Clueless Newbie in Budgeting:
Ok, I saw your blog last week about why I need to budget my money. But then how do I start?
This is based on my own experience which may or may not work for you. Do whatever works for you. There is no right or wrong way. You should know best how to handle your own money. 🙂
At the start, I had no idea how much money to allocate for anything. I was clueless to where my money was going. I only had a topline idea of my “biggest expenses” which were my room rental fee and the remittance I send home but that’s it.
So what I did was to track my expenses for 3 months. You can use a notebook or an app but being the Excel addict that I am, I created an Excel table.
On a daily basis, I would collect the receipts for all the things I buy or note in my phone the items which have no receipt and at the end of the day I would put that in my lovely Excel table which after 3 months of tracking became ugly.
I categorized my expenses and reviewed them until it was streamlined, it made more sense and it suited my needs. I also assessed after each month my left over money but this is where I realized that I had no left over money and what was worse I was overspending and burying myself in debt.
The end result was shocking, which is an understatement to say at the very least. It really made me realize that I was way overspending on things that are not important, that I did a lot of impulsive buying when I was stressed or feel the need to be pampered or recognized for a job well done and if I just cut down by even 10% my spending it would be extra money for saving, clearing off debt, investing or donating.

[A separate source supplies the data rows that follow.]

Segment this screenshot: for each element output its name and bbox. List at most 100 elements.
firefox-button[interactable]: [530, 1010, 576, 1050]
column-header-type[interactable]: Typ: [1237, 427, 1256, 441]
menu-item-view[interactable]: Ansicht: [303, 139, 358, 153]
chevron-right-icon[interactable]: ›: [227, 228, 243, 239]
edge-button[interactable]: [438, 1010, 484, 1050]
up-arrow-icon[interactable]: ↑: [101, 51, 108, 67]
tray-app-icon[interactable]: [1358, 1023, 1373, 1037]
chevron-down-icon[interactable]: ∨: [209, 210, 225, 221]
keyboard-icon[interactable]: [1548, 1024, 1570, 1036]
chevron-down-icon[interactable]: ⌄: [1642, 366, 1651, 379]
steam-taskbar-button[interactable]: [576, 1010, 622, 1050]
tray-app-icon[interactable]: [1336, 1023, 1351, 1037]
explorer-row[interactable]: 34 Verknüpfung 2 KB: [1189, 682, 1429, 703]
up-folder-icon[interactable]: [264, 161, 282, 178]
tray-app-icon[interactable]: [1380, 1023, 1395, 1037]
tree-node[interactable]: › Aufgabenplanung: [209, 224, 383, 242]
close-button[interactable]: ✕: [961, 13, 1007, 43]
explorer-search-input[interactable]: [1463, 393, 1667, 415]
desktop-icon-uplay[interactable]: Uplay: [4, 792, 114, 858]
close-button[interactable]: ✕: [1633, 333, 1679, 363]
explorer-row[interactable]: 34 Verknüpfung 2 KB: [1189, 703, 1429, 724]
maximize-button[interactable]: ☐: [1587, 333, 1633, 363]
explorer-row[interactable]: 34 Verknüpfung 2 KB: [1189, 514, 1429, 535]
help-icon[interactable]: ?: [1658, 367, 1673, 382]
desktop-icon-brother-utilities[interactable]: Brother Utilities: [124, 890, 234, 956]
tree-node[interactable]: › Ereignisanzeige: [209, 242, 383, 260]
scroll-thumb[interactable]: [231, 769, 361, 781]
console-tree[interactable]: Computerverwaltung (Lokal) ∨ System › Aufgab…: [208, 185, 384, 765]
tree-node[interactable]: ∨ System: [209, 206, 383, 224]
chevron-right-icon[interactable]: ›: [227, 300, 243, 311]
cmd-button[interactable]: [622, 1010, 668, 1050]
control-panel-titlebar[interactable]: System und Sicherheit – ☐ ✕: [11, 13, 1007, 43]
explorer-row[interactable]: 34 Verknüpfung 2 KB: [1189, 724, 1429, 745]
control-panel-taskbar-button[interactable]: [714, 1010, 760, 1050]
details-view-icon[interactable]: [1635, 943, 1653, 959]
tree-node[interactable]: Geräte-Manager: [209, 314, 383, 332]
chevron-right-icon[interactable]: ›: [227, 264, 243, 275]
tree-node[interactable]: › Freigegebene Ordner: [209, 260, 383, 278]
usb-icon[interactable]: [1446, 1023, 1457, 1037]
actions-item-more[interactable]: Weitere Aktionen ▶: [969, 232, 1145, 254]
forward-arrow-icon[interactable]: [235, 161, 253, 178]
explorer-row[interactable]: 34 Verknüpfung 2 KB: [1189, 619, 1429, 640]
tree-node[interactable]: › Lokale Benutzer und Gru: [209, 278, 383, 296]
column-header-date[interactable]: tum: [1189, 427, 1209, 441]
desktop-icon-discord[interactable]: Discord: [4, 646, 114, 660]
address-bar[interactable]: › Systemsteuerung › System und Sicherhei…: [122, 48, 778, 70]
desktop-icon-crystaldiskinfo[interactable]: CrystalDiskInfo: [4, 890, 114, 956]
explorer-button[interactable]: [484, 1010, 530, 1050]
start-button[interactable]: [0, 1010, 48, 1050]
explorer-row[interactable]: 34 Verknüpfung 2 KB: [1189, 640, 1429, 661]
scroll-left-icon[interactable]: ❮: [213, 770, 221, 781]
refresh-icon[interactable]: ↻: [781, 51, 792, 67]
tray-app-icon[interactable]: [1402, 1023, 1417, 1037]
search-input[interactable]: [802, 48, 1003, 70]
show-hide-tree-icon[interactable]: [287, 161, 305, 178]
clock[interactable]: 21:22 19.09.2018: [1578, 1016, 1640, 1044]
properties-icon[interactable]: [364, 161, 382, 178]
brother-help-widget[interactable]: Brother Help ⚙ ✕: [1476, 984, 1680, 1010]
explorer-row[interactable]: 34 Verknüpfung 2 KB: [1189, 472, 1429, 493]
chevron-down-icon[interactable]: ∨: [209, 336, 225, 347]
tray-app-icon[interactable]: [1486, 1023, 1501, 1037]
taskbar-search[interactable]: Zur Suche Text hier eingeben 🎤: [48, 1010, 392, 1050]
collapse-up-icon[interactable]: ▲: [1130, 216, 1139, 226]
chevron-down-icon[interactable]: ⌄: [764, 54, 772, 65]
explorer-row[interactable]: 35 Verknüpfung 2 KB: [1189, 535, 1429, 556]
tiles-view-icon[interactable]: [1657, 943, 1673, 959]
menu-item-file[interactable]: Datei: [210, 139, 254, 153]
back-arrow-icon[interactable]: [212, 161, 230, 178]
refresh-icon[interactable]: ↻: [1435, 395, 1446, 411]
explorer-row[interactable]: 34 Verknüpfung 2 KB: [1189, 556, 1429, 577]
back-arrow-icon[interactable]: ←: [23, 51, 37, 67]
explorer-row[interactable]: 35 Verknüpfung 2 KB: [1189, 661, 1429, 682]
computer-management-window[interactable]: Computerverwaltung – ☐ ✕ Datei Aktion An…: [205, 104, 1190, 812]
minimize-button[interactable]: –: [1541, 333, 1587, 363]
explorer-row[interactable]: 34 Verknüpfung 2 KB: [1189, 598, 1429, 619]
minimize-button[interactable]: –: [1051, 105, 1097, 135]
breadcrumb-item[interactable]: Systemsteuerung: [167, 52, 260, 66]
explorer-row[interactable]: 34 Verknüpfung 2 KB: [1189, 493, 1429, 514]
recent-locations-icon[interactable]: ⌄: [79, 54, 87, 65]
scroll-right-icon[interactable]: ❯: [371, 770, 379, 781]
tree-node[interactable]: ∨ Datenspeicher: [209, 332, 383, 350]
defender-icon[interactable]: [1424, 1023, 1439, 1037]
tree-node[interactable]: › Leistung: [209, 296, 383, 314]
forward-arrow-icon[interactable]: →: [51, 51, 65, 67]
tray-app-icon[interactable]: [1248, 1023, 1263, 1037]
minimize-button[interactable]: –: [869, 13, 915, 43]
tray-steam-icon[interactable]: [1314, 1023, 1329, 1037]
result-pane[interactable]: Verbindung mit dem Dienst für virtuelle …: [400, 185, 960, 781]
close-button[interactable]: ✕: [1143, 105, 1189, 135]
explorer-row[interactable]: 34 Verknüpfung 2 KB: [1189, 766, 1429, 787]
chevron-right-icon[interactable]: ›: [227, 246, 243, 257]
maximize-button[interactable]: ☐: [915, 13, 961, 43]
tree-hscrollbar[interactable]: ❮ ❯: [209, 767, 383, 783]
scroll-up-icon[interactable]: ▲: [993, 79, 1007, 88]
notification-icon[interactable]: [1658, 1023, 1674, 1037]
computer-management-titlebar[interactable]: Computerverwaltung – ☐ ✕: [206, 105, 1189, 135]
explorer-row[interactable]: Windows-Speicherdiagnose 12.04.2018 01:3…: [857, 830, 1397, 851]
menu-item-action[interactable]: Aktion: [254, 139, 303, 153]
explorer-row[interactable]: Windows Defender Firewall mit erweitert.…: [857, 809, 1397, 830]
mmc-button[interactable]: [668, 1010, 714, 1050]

Based on the 3 months data and a firm resolve to change my spending habits, I allocated portion of my income to each category (e.g., food, transportation, rental fee) and introduced categories for love offering, saving for my emergency fund, clearing off debt and investing for my retirement fund. I also later on added new categories like education, travel and play because I also need to take care of myself otherwise the inner me might rebel and go on a shopping spree.
Education fund is to be used for further learning by buying books or attending seminars or webinars. Just last year, my travel fund which was unused helped me pay for the blogging workshop. This made me realize the importance of education fund and that it will help me to attend a seminar or enroll in a webinar without feeling guilty. Don’t get me wrong. I do have an education fund but it was not enough for the blogging workshop especially as i have enrolled in other seminars, webinars & LifeMakeover Coaching aside from the books I bought.
Looking back, I know that I should have cleared off all my debt before I started investing but given that time or my age is against me, that I might be discouraged that I will never be able to start investing for my retirement fund and just go back to my old ways of spending I decided to do it all at the same time.
I don’t recommend this but I don’t regret this decision. Because I can see my saving/investments growing and my debt decreasing at the same time, and I have a clear and defined time line for zeroing out my debt. I am so looking forward to that day. I can really see light at the end of the tunnel. 🙂
I first did this exercise 3 years ago and I have not stopped doing it. I still track my expenses on a daily basis. I even “enhanced” my Excel file to capture in a one-pager summary the total expenses by month and category. This is for me to check if there are still opportunity areas for further cutting down my expenses.